Locale: Southwest Colorado
Re: Cap? on 08/11/2011 15:29:27 MDT Print View

The hat I'm wearing is the Montbell Stainless Mesh Cap. Its very lightweight and covers well, but guess what -- it doesn't provide good sun protection, the top of my head got sunburned. I haven't worn the hat since that trip. Bummer.

Dan Montgomery
(theDanarchist) - F

Locale: Hampton Roads, VA
More on the Virga on 08/15/2011 07:59:43 MDT Print View

I've had the old, black and gold, Virga for six or seven years. I don't get out as much as many backpackinglighters. Mostly one- or two-nighters, though I just returned from seven nights in Lassen National Park and on the southern leg of the John Muir Trail.

I'm not quite an ultralighter. My usual base weight is around 11 pounds. Get rid of my heavy camera, I suppose, and I'd be there.
Over all these years of changing gear to lighten loads, my Virga is the one piece of gear I've never considered replacing. It is very comfortable on me. I have, and need, a long model.

Some points, working from top to bottom:

-- It is a huge extension collar. This used to bother me, and I've considered shortening it, but I realized one day that I'd simply gotten used to it. And it came in handy on Mt. Whitney, when I was able to easily carry some items for a group member suffering from altitude sickness. I have shortened the closure straps and removed the collar's tightening cord and cordlock to save a bit of weight. By the way, I often use the collar as something as a top pocket by tucking an item into the fold as I roll up the collar (I hope that makes sense).

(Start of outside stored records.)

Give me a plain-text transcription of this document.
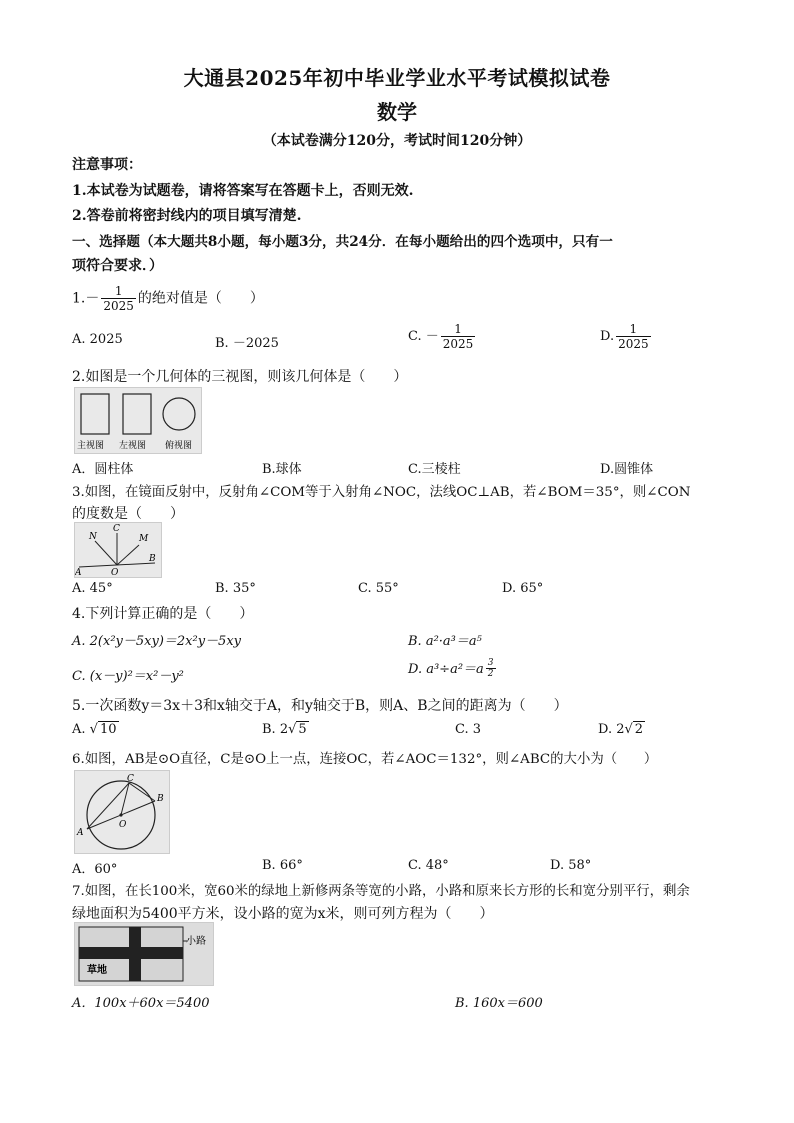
大通县2025年初中毕业学业水平考试模拟试卷
数学
（本试卷满分120分，考试时间120分钟）
注意事项：
1.本试卷为试题卷，请将答案写在答题卡上，否则无效.
2.答卷前将密封线内的项目填写清楚.
一、选择题（本大题共8小题，每小题3分，共24分．在每小题给出的四个选项中，只有一
项符合要求．）
$1.- \frac{1}{2025}$ 的绝对值是（　　）
A. 2025	B. －2025	C. － $\frac{1}{2025}$	D. $\frac{1}{2025}$
2.如图是一个几何体的三视图，则该几何体是（　　）
主视图 左视图 俯视图
A．圆柱体	B.球体	C.三棱柱	D.圆锥体
3.如图，在镜面反射中，反射角∠COM等于入射角∠NOC，法线OC⊥AB，若∠BOM＝35°，则∠CON
的度数是（　　）
N
C
M
A	O
B
A. 45°	B. 35°	C. 55°	D. 65°
4.下列计算正确的是（　　）
A. 2(x²y－5xy)＝2x²y－5xy	B. a²·a³＝a⁵
C. (x－y)²＝x²－y²	D. $a^3\div a^2=a \frac{3}{2}$
5.一次函数y＝3x＋3和x轴交于A，和y轴交于B，则A、B之间的距离为（　　）
A. √ 10	B. 2√ 5	C. 3	D. 2√ 2
6.如图，AB是⊙O直径，C是⊙O上一点，连接OC，若∠AOC＝132°，则∠ABC的大小为（　　）
C
B
A
O
A．60°	B. 66°	C. 48°	D. 58°
7.如图，在长100米，宽60米的绿地上新修两条等宽的小路，小路和原来长方形的长和宽分别平行，剩余
绿地面积为5400平方米，设小路的宽为x米，则可列方程为（　　）
小路
草地
A．100x＋60x＝5400	B. 160x＝600
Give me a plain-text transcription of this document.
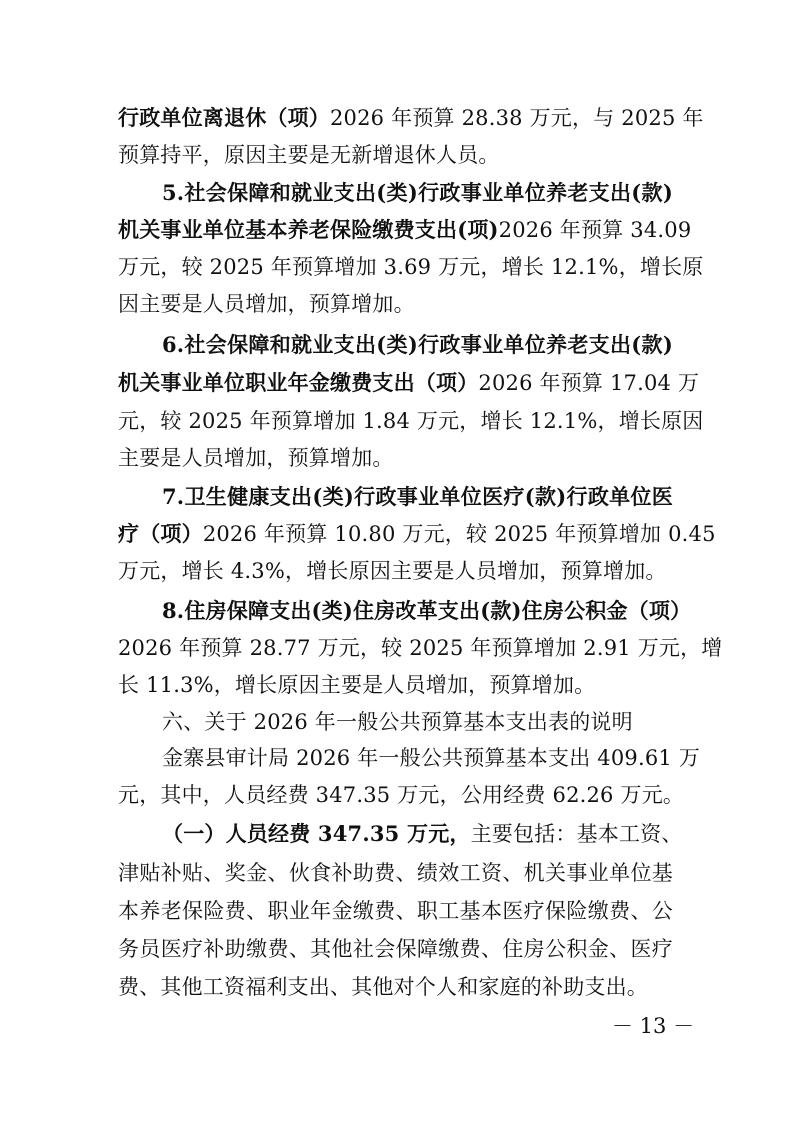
行政单位离退休（项）2026 年预算 28.38 万元，与 2025 年
预算持平，原因主要是无新增退休人员。
5.社会保障和就业支出(类)行政事业单位养老支出(款)
机关事业单位基本养老保险缴费支出(项)2026 年预算 34.09
万元，较 2025 年预算增加 3.69 万元，增长 12.1%，增长原
因主要是人员增加，预算增加。
6.社会保障和就业支出(类)行政事业单位养老支出(款)
机关事业单位职业年金缴费支出（项）2026 年预算 17.04 万
元，较 2025 年预算增加 1.84 万元，增长 12.1%，增长原因
主要是人员增加，预算增加。
7.卫生健康支出(类)行政事业单位医疗(款)行政单位医
疗（项）2026 年预算 10.80 万元，较 2025 年预算增加 0.45
万元，增长 4.3%，增长原因主要是人员增加，预算增加。
8.住房保障支出(类)住房改革支出(款)住房公积金（项）
2026 年预算 28.77 万元，较 2025 年预算增加 2.91 万元，增
长 11.3%，增长原因主要是人员增加，预算增加。
六、关于 2026 年一般公共预算基本支出表的说明
金寨县审计局 2026 年一般公共预算基本支出 409.61 万
元，其中，人员经费 347.35 万元，公用经费 62.26 万元。
（一）人员经费 347.35 万元，主要包括：基本工资、
津贴补贴、奖金、伙食补助费、绩效工资、机关事业单位基
本养老保险费、职业年金缴费、职工基本医疗保险缴费、公
务员医疗补助缴费、其他社会保障缴费、住房公积金、医疗
费、其他工资福利支出、其他对个人和家庭的补助支出。
－ 13 －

-- I've replaced the side and front compression straps with very light shock cord of the rubber-bands-for-girls'-hair variety. Instead of cinching everything down, I let my sleeping bag, tent and down sweater expand, or I squeeze them down, as needed, so the pack is always "full." Those familiar with Mike Clelland's book know this as "the cloud." This is one great idea I actually arrived at on my own, and it's worked well for me.

-- Despite being a slob in many areas of my life, I like a tidy, sleek backpack. I do not want more pockets on the Virga. You can get a lot in those side pockets by the way, especially with a soft, cloudy tent and sleeping bag in the bottom of the pack.

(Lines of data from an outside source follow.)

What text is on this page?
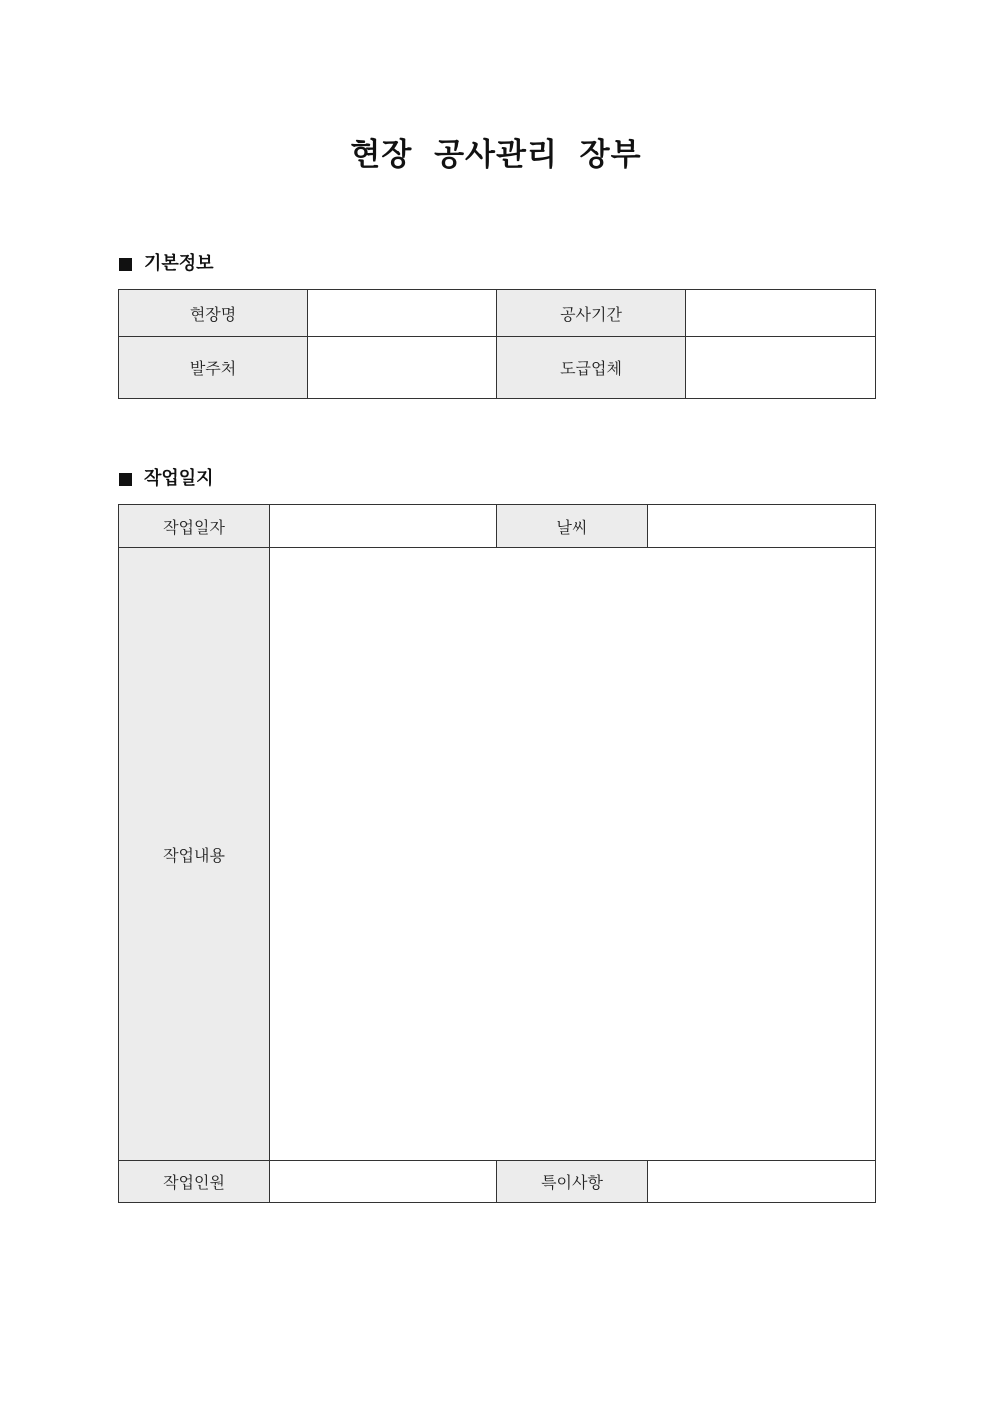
현장 공사관리 장부
기본정보
현장명		공사기간	
발주처		도급업체	
작업일지
작업일자		날씨	
작업내용			
작업인원		특이사항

-- I've trimmed the load-lifter straps, shoulder straps, sternum strap and hip belt straps.

-- I've used rolled-up closed-cell pads, folded Z-Rest pads and folded inflatable pads inside the Virga. They've all worked very nicely. I currently use a large NeoAir, despite the incredible expense. I do like how the large NeoAir, at 25 inches wide, makes a 25-inch tall framesheet. I usually leave a puff of air in the mattress, which helps stiffen it up when the pack is full.

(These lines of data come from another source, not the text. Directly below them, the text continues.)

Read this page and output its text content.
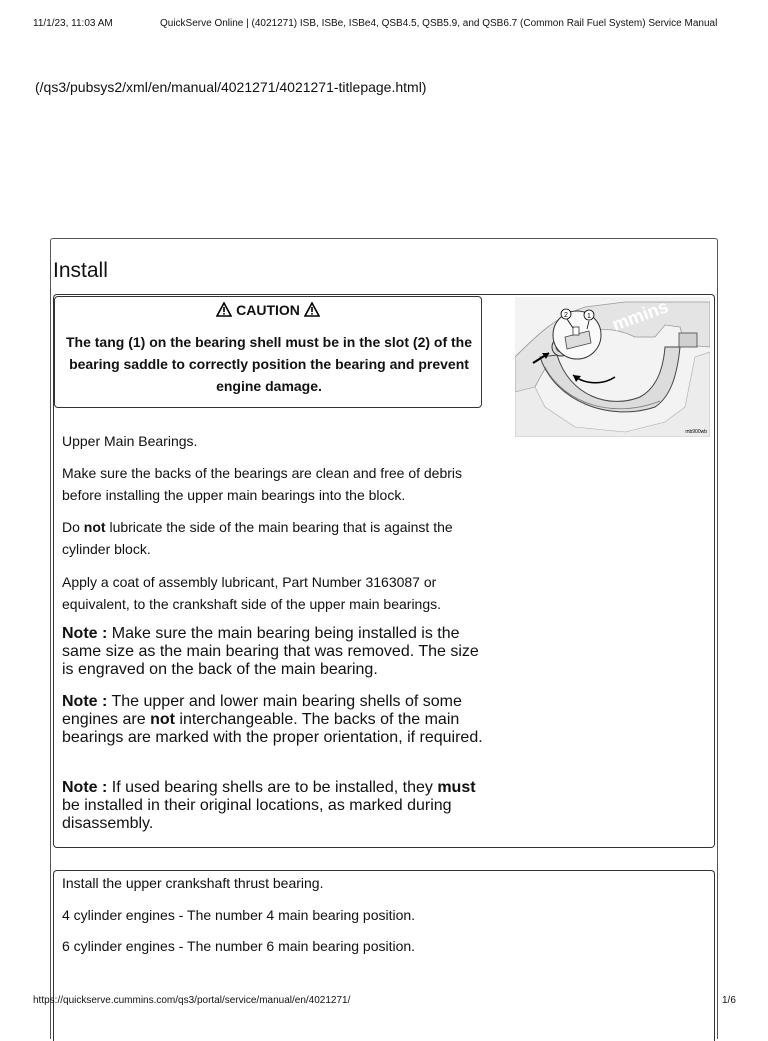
11/1/23, 11:03 AM	QuickServe Online | (4021271) ISB, ISBe, ISBe4, QSB4.5, QSB5.9, and QSB6.7 (Common Rail Fuel System) Service Manual
(/qs3/pubsys2/xml/en/manual/4021271/4021271-titlepage.html)
Install
CAUTION
The tang (1) on the bearing shell must be in the slot (2) of the bearing saddle to correctly position the bearing and prevent engine damage.
1
2 mmins
mb900wb
Upper Main Bearings.
Make sure the backs of the bearings are clean and free of debris before installing the upper main bearings into the block.
Do not lubricate the side of the main bearing that is against the cylinder block.
Apply a coat of assembly lubricant, Part Number 3163087 or equivalent, to the crankshaft side of the upper main bearings.
Note : Make sure the main bearing being installed is the same size as the main bearing that was removed. The size is engraved on the back of the main bearing.
Note : The upper and lower main bearing shells of some engines are not interchangeable. The backs of the main bearings are marked with the proper orientation, if required.
Note : If used bearing shells are to be installed, they must be installed in their original locations, as marked during disassembly.
Install the upper crankshaft thrust bearing.
4 cylinder engines - The number 4 main bearing position.
6 cylinder engines - The number 6 main bearing position.
https://quickserve.cummins.com/qs3/portal/service/manual/en/4021271/	1/6
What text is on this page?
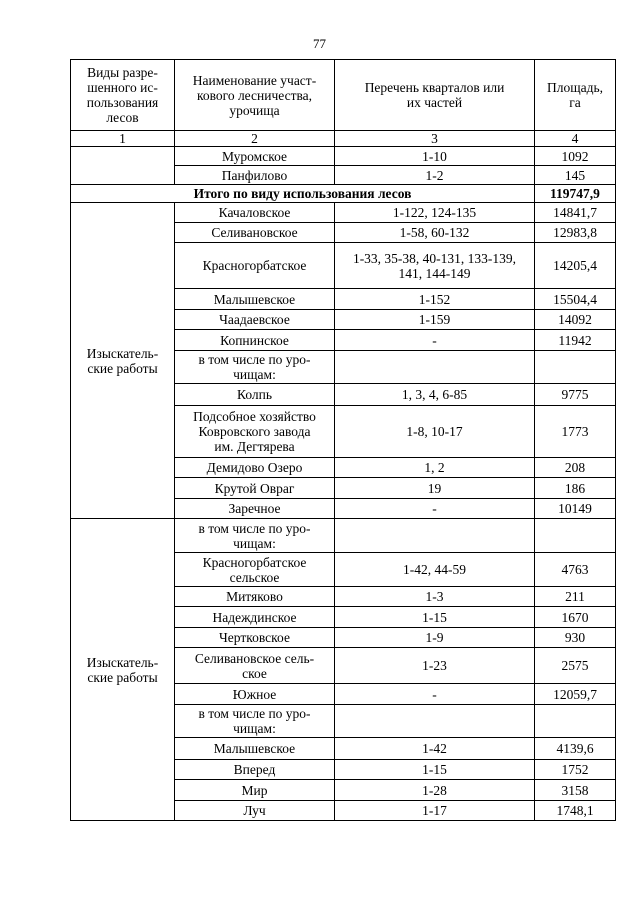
77
Виды разре-
шенного ис-
пользования
лесов	Наименование участ-
кового лесничества,
урочища	Перечень кварталов или
их частей	Площадь,
га
1	2	3	4
	Муромское	1-10	1092
	Панфилово	1-2	145
Итого по виду использования лесов			119747,9
Изыскатель-
ские работы	Качаловское	1-122, 124-135	14841,7
	Селивановское	1-58, 60-132	12983,8
	Красногорбатское	1-33, 35-38, 40-131, 133-139,
141, 144-149	14205,4
	Малышевское	1-152	15504,4
	Чаадаевское	1-159	14092
	Копнинское	-	11942
	в том числе по уро-
чищам:		
	Колпь	1, 3, 4, 6-85	9775
	Подсобное хозяйство
Ковровского завода
им. Дегтярева	1-8, 10-17	1773
	Демидово Озеро	1, 2	208
	Крутой Овраг	19	186
	Заречное	-	10149
Изыскатель-
ские работы	в том числе по уро-
чищам:		
	Красногорбатское
сельское	1-42, 44-59	4763
	Митяково	1-3	211
	Надеждинское	1-15	1670
	Чертковское	1-9	930
	Селивановское сель-
ское	1-23	2575
	Южное	-	12059,7
	в том числе по уро-
чищам:		
	Малышевское	1-42	4139,6
	Вперед	1-15	1752
	Мир	1-28	3158
	Луч	1-17	1748,1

-- I don't want a padded hip belt. It's not at all necessary on the Virga, unless you are carrying more weight than it's designed for. I might even cut the ends of the belt narrower, allowing for use of a smaller, lighter buckle.

-- I have sewn a Gossamer Gear pocket onto my hipbelt, for carrying my camera.

One small complaint about Granite Gear: When I saw the long Virga on clearance, I asked GG customer service if the Virga was being discontinued. The nice lady said no, it's not. Now I read that the long version is being discontinued. Why didn't she tell me that? And yes, it bums me out a bit to think that the maker of the pack I've been talking up and recommending to other (especially tall) backpackers for all these years feels it's better off without my business, just because I'm tall (and not freakishly tall, just kinda tall).

Here is my Virga at Trail Crest, partway up the Mt. Whitney trail. I used the blue Zip-Sack as a day pack for the final leg to the summit.

Virga at Trail Crest

I'm also happy to report that the Virga withstands morning frost.
Frosty Virga

Edited by theDanarchist on 08/15/2011 08:40:43 MDT.